SCPs can contain the business logic or be used to access business logic in user class methods. If you use the object-oriented programming techniques in OpenROAD and implement business logic in user classes, OpenROAD can generate SCPs for you automatically using the scpgen flag, available in the MakeImage utility. For more information about scpgen and MakeImage, see the Workbench User Guide.
COM Interface
The OpenROAD Server provides a set of Microsoft’s COM objects that expose a client-callable interface to 4GL SCPs. Using COM objects helps to maximize the number of client environments that can take advantage of the OpenROAD Server facilities, and it leverages the extensive support COM provides for local and remote server activation, marshaling of parameters, and provides configurable security controls.

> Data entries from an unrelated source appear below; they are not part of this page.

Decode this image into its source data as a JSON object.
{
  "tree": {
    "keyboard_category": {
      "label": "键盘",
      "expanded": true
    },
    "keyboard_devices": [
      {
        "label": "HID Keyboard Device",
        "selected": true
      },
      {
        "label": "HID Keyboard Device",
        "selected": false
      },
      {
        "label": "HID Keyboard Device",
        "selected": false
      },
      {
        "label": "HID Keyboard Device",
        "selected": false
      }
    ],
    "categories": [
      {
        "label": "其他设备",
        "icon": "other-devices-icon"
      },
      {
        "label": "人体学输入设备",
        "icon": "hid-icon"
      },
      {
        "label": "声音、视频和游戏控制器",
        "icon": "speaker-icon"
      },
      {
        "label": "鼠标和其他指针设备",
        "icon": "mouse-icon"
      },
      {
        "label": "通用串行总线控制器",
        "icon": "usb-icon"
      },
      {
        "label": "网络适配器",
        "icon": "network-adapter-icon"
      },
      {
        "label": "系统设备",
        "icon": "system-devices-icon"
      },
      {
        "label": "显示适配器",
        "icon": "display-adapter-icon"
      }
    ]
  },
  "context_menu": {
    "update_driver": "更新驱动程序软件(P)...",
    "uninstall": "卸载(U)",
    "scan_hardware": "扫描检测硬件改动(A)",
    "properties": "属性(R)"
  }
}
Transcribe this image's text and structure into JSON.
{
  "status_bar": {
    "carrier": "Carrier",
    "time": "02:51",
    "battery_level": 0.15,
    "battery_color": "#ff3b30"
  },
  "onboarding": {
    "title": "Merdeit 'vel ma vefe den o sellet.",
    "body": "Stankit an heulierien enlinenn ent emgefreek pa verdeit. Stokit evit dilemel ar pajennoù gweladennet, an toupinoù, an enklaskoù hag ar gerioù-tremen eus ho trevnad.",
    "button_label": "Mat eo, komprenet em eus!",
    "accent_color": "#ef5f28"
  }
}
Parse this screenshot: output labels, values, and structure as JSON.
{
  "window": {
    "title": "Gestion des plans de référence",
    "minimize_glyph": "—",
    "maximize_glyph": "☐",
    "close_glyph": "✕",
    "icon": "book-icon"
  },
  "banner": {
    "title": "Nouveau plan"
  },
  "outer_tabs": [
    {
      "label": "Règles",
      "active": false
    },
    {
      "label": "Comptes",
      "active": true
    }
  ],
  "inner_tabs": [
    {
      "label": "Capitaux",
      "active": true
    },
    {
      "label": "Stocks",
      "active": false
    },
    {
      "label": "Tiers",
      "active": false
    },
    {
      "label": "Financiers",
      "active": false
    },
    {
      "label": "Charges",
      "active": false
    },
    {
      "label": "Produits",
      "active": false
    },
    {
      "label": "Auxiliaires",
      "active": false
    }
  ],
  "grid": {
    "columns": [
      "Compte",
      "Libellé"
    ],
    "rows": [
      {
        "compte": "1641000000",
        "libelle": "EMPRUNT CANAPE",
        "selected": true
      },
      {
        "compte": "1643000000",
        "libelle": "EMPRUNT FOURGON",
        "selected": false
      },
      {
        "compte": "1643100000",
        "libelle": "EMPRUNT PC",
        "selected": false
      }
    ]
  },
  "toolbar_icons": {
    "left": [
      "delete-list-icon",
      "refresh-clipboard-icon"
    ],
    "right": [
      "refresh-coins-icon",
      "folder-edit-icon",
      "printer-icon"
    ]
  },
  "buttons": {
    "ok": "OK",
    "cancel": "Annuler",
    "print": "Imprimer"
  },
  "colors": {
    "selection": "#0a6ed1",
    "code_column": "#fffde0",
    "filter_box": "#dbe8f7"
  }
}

COM provides a platform-independent, language-neutral interface for the OpenROAD Server. Using COM enables Java, .NET, JSP, ASP.NET and many other environments to access 4GL logic hosted in the OpenROAD Server.
XML Input and Output
XML input/output capability is enabled automatically for all 4GL methods and procedures that are exposed as Generated Service Call Procedures (GSCPs). No special XML programming or conversion is required within your OpenROAD Server application. This powerful capability can be used for simple XML reporting or XML data interchange with external tools or organizations. It can also play a key role in exposing a 4GL application as a web service.
HTTP Transport
COM is useful in intranet environments and permits “inside the firewall” server-side scripting environments to access the OpenROAD Server. However, it is limiting when you are trying to deploy OpenROAD client applications across the Internet since Distributed COM facilities do not run outside of a trusted environment. In addition, the Windows Mobile platform does not provide support for DCOM.
To provide more deployment options, OpenROAD provides a HyperText Transfer Protocol (HTTP) routing option that provides a firewall-friendly alternative to DCOM for communication between an OpenROAD application and the OpenROAD Server. It allows calls to an OpenROAD Server to be serialized and routed over HTTP through a web server, which then deserializes and forwards the call to the OpenROAD Server. It then serializes the result and sends it back in an HTTP response. This process allows client applications to be deployed in an Internet environment using traditional means to secure both the communications (HTTPS) and server-side access.